Pierre GONNORD

Né en France en 1963 – Décédé en 2024.

Les œuvres de Pierre Gonnord entretiennent une relation visible avec les peintres espagnols du passé (Zurbarán, Vélasquez, Murillo ou Ribera), chargeant les visages d’une étonnante présence qui les relie autant à l’histoire qu’elle les propulse dans un futur qui leur accordera une valeur artistique puissante. Lorsque nous regardons Maria, cette gitane en majesté photographiée par Pierre Gonnord, nous ne contemplons pas une femme que nous ne connaîtrons jamais, mais la survivance de formes picturales pluriséculaires inscrites dans une équivalence avec les portraits classiques conservés au Prado ou au Louvre… Comme le précise Pierre Gonnord, « bien que mes personnages appartiennent à des communautés ou des groupes sociaux parfaitement définis et identifiables, je ne veux jamais qu’ils perdent leur essence individuelle. Les personnes que je choisis m’intéressent pour leur individualité, leur force morale, leur charisme, leur sensibilité. Genre, âge, traits psychologiques, caractéristiques physiques, degrés de parenté éventuels, sont des paramètres qui guident également mes choix. Avec leurs visages je sonde ma propre humanité, que je retrouve révélée soudain par eux. Toutes les personnes que je photographie ont une foi très ancrée dans leur histoire et sont fortes de leur identité. Je sens leurs yeux sur moi, avec force et intimité, timidité quelques fois, dans une distance respectueuse que j’essaie de restituer dans mes images. Je vois sur leurs visages les traces du temps, les marques des générations précédentes. Je suis confronté à l’autre, mais je parle de nous tous. »

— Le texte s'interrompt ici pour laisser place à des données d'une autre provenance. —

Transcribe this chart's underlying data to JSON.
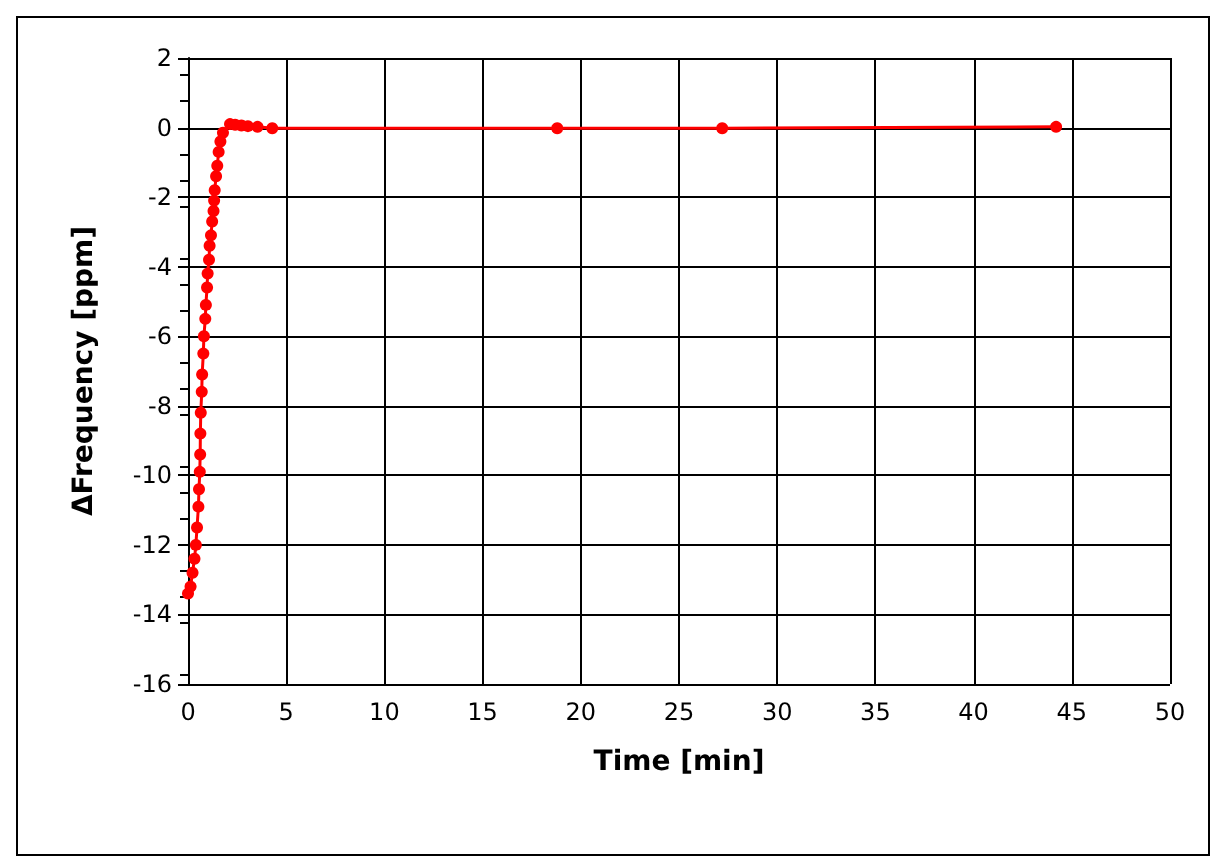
{
  "chart_data": {
    "type": "line",
    "xlabel": "Time [min]",
    "ylabel": "ΔFrequency [ppm]",
    "xlim": [
      0,
      50
    ],
    "xticks": [
      0,
      5,
      10,
      15,
      20,
      25,
      30,
      35,
      40,
      45,
      50
    ],
    "ylim": [
      -16,
      2
    ],
    "yticks": [
      -16,
      -14,
      -12,
      -10,
      -8,
      -6,
      -4,
      -2,
      0,
      2
    ],
    "grid": true,
    "marker": "circle",
    "line_style": "solid",
    "series": [
      {
        "color": "#ff0000",
        "x": [
          0,
          0.13,
          0.23,
          0.33,
          0.4,
          0.46,
          0.53,
          0.56,
          0.6,
          0.62,
          0.63,
          0.65,
          0.7,
          0.72,
          0.78,
          0.81,
          0.88,
          0.91,
          0.97,
          1.0,
          1.07,
          1.1,
          1.17,
          1.23,
          1.3,
          1.33,
          1.36,
          1.43,
          1.49,
          1.56,
          1.65,
          1.78,
          2.14,
          2.4,
          2.72,
          3.05,
          3.54,
          4.29,
          18.8,
          27.2,
          44.2
        ],
        "values": [
          -13.4,
          -13.2,
          -12.8,
          -12.4,
          -12.0,
          -11.5,
          -10.9,
          -10.4,
          -9.9,
          -9.4,
          -8.8,
          -8.2,
          -7.6,
          -7.1,
          -6.5,
          -6.0,
          -5.5,
          -5.1,
          -4.6,
          -4.2,
          -3.8,
          -3.4,
          -3.1,
          -2.7,
          -2.4,
          -2.1,
          -1.8,
          -1.4,
          -1.1,
          -0.7,
          -0.4,
          -0.15,
          0.1,
          0.08,
          0.06,
          0.04,
          0.02,
          -0.02,
          -0.02,
          -0.02,
          0.02
        ]
      }
    ]
  }
}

Sur une proposition du FRAC Auvergne, l’ASM a souhaité confier à Pierre Gonnord une carte blanche en 2016, lui offrant la possibilité de poursuivre d’une façon inédite le vaste travail de portraits photographiques qui constitue le cœur de son œuvre. Cette opportunité s’est présentée au moment où l’artiste avait entrepris de mener un projet consacré à la force physique, non pas dans une mise en scène des corps en action ni dans une sublimation de leurs capacités inouïes, mais dans celle de visages capturés quelques instants après l’effort – séance d’entraînement intense ou match contre une équipe adverse. Les portraits de joueurs de rugby de l’ASM sont les visages de sportifs de haut niveau d’aujourd’hui mais ils se destinent à évoluer vers tout autre chose dans le futur, où ils ne seront plus vus comme des joueurs de rugby, mais comme des œuvres d’art à part entière. « Ce projet fut un défi puisqu’il s’agit d’une commande. J’ai toujours choisi des groupes humains situés dans des sphères plus cachées de notre société, isolées même, et bien souvent hermétiques. Dans un concept diamétralement opposé, ces grands athlètes sont soumis à une discipline, une ascèse vitale et à une vie en communauté à laquelle le public n’a pas accès. C’est justement cet isolement secret, cette solitude même du soldat au milieu de son armée qui a rendu ce projet motivant. J’ai pu les rencontrer en fin de matchs, de batailles et d’entraînements. Un homme seul et unique face à mon regard, dans sa fatigue, dans l’intimité d’une petite salle adjacente aux vestiaires. Et c’est ce regard, parfois fier, parfois serein et quelques fois perdu que j’ai décidé de montrer au public. » Pierre Gonnord (« Tête à tête », entretien avec Jean-Charles Vergne, in Pierre Gonnord, Clermont-Ferrand, FRAC Auvergne, 2016).